Mom has moderate Alzhiemers (recoginizes us) however, has zero short term memory (duration of 5 minutes). Up until last Dec (2012) she lived in an independent senior's residence and to a large extent very social and mobile (no walker required). She is 87. However, in Dec she suffered a hematoma and a minor stroke. Mobility is back (walking well) but vision impaired and memory even worse. She will not need 24/7 support to be with her (bathroom, reminder her to eat, stumulate conversation etc.). As look for this care in her residence, what shifts are reasonable and what are the typical time slots? How do we manage weekends? Time off? Rotation of care to avoid fatigue. Family will step in each day for a few hours.
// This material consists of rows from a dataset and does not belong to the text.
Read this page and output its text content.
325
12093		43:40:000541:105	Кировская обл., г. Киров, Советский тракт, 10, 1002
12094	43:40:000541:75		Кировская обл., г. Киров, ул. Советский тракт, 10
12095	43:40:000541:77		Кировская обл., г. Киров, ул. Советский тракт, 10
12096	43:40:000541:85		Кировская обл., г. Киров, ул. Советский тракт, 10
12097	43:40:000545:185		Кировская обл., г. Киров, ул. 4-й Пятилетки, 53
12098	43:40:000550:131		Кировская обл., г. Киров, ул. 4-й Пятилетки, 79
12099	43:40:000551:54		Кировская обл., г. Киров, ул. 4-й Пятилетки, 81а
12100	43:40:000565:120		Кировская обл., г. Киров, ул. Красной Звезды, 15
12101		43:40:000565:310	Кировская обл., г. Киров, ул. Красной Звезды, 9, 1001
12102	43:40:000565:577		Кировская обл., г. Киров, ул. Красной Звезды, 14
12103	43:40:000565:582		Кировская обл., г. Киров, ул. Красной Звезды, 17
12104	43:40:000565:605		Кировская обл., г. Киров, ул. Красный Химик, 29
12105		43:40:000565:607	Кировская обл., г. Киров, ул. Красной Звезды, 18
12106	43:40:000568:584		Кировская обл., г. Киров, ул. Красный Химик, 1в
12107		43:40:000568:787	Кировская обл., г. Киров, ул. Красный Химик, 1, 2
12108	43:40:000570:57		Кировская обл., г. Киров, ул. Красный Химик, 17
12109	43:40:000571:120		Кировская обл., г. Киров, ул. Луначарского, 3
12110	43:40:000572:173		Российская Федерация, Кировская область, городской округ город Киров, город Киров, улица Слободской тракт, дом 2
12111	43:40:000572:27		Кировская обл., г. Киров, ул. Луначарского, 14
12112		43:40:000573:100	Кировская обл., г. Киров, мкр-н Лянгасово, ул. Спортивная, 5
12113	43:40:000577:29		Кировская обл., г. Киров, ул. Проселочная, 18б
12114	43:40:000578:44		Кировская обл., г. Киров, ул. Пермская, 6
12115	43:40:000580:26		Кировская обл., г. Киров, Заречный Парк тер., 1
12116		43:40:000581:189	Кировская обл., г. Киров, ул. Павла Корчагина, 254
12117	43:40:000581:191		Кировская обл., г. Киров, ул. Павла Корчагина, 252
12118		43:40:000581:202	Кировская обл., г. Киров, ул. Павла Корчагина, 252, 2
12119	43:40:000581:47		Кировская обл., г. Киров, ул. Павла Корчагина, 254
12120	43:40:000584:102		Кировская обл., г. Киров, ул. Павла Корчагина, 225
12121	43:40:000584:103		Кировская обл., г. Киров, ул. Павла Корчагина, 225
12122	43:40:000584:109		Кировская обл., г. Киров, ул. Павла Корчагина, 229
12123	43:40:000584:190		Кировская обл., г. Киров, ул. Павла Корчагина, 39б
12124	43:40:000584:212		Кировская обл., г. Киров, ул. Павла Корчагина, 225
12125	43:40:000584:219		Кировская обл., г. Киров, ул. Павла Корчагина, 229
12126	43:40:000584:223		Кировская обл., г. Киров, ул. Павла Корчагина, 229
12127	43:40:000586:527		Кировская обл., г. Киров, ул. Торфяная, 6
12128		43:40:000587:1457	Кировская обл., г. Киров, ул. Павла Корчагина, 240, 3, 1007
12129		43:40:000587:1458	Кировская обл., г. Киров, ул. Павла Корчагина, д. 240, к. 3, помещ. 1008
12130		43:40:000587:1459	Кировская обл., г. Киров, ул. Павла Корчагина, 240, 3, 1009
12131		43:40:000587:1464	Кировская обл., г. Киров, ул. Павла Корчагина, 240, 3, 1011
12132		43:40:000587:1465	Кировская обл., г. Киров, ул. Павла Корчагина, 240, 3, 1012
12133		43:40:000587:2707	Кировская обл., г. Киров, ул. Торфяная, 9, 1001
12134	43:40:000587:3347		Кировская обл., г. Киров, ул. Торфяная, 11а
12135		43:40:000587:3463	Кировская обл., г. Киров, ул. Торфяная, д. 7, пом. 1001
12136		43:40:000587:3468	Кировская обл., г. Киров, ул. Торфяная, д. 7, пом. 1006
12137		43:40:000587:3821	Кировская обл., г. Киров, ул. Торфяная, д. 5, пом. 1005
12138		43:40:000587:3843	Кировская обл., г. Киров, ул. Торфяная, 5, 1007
Interested in how best to create shifts for caregivers and how it is paid? (Hourly would be so expensive)

Expert Answer

Kay Paggi, GCM, LPC, CGC, MA, is in private practice as a geriatric care manager and is on the advisory board for the Emeritus Program at Richland College. She has worked with seniors for nearly 20 years as a licensed professional counselor, certified gerontological counselor, and certified geriatric care manager.

Your mother is fortunate to have a supportive extended family. Good for you! Mom may need only a few shifts to help her through the more difficult times of day. Most companion agencies work in 4-hour shifts, so a morning shift to help her bathe, dress, and get to breakfast is a good start. Then another in the later afternoon to reverse the process, eat dinner, brush teeth, undress and get to bed. She may not need someone overnight but be sure that there is a bright night light on, and that she understands how to use an emergency response unit.
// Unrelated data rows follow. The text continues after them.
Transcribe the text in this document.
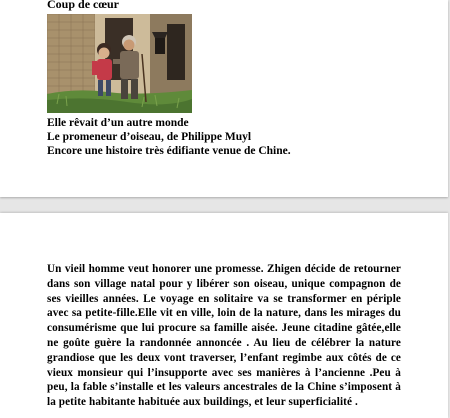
Coup de cœur
Elle rêvait d’un autre monde
Le promeneur d’oiseau, de Philippe Muyl
Encore une histoire très édifiante venue de Chine.
Un vieil homme veut honorer une promesse. Zhigen décide de retourner dans son village natal pour y libérer son oiseau, unique compagnon de ses vieilles années. Le voyage en solitaire va se transformer en périple avec sa petite-fille.Elle vit en ville, loin de la nature, dans les mirages du consumérisme que lui procure sa famille aisée. Jeune citadine gâtée,elle ne goûte guère la randonnée annoncée . Au lieu de célébrer la nature grandiose que les deux vont traverser, l’enfant regimbe aux côtés de ce vieux monsieur qui l’insupporte avec ses manières à l’ancienne .Peu à peu, la fable s’installe et les valeurs ancestrales de la Chine s’imposent à la petite habitante habituée aux buildings, et leur superficialité .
I rarely recommend private sitters. They may appear attractive initially because a person working for themselves is cheaper than an agency. However, in the long run, it is a dangerous decision unless you are able to do a very thorough background screen and are able to find someone to substitute if the private companion is ill. Another advantage is that an agency that you use regularly will be able to cover weekends and holidays, and pay withholding taxes.

Remember that your mother probably has vascular dementia, caused by small strokes, so expect another one and be ready to adapt your plan of care as needed.